RSV More Severe in Disabled Children

Specialty Pharmacy Times, Sept/Oct 2013, Volume 4, Issue 5

Acute viral lower respiratory tract infections cause by respiratory syncytial virus (RSV) infections may be more severe in children with severe motor intellectual disabilities, according to a recent study published in the October 2013 issue of the European Journal of Clinical Microbiology & Infectious Diseases.

The case-control study enrolled 18 children with severe motor intellectual disabilities and 43 non-disabled children younger than 16 years who were hospitalized with RSV-related lower respiratory tract infections during 5 consecutive RSV seasons. The researchers compared the clinical presentation and laboratory data of the children with disabilities with those of the control children.

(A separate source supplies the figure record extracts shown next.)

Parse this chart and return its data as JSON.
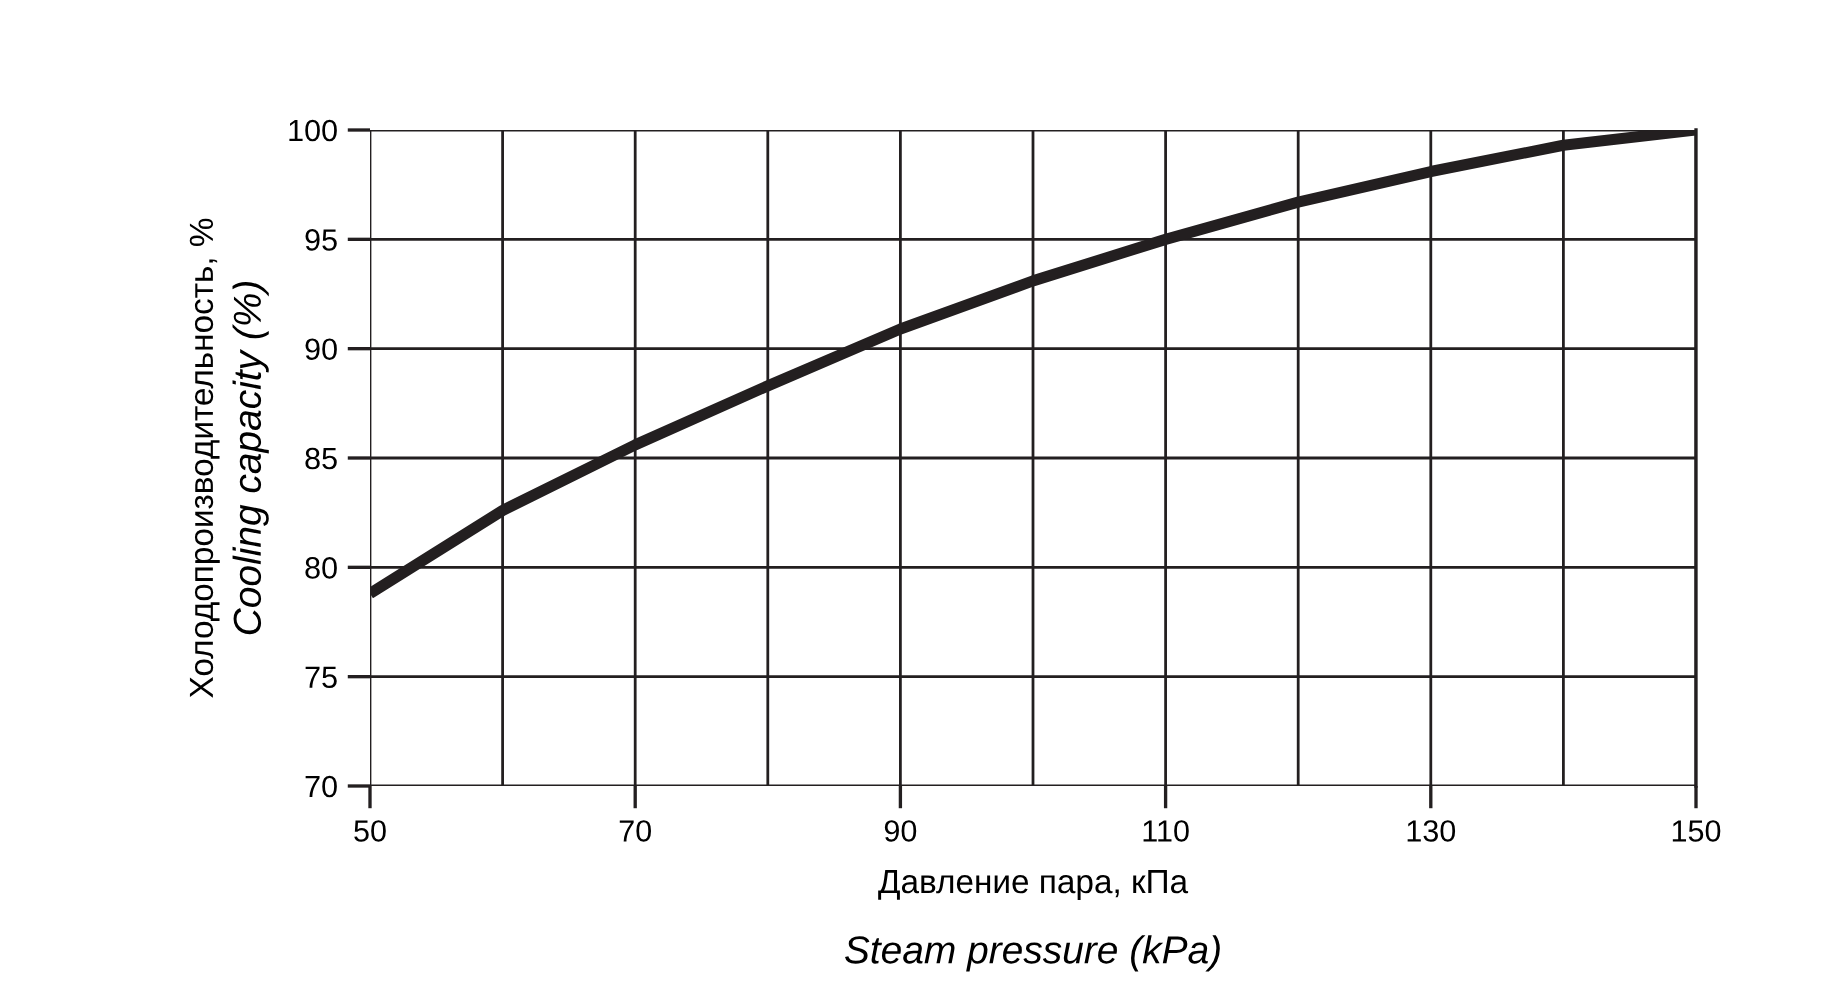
{
  "chart_data": {
    "type": "line",
    "xlabel": "Давление пара, кПа\nSteam pressure (kPa)",
    "ylabel": "Холодопроизводительность, %\nCooling capacity (%)",
    "x": [
      50,
      60,
      70,
      80,
      90,
      100,
      110,
      120,
      130,
      140,
      150
    ],
    "series": [
      {
        "color": "#231f20",
        "values": [
          78.8,
          82.6,
          85.6,
          88.3,
          90.9,
          93.1,
          95.0,
          96.7,
          98.1,
          99.3,
          100.0
        ]
      }
    ],
    "xlim": [
      50,
      150
    ],
    "xticks": [
      50,
      {
        "value": 60,
        "label": null
      },
      70,
      {
        "value": 80,
        "label": null
      },
      90,
      {
        "value": 100,
        "label": null
      },
      110,
      {
        "value": 120,
        "label": null
      },
      130,
      {
        "value": 140,
        "label": null
      },
      150
    ],
    "ylim": [
      70,
      100
    ],
    "yticks": [
      70,
      75,
      80,
      85,
      90,
      95,
      100
    ],
    "grid": true,
    "legend": false,
    "marker": "none",
    "line_style": "solid"
  }
}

The results indicated that children with severe motor intellectual disabilities were more likely to use ventilation support and to use oxygen longer than non-disabled children. Neutrophil counts were significantly increased in children with disabilities, and they were less likely to develop bacterial co-infections than non-disabled children.

The authors of the study conclude that children with disabilities diagnosed with RSV-caused lower respiratory tract infections were at a greater risk of developing hypoxia. They suggest that that the strategies to treat and prevent RSV infections in children with severe disabilities be improved.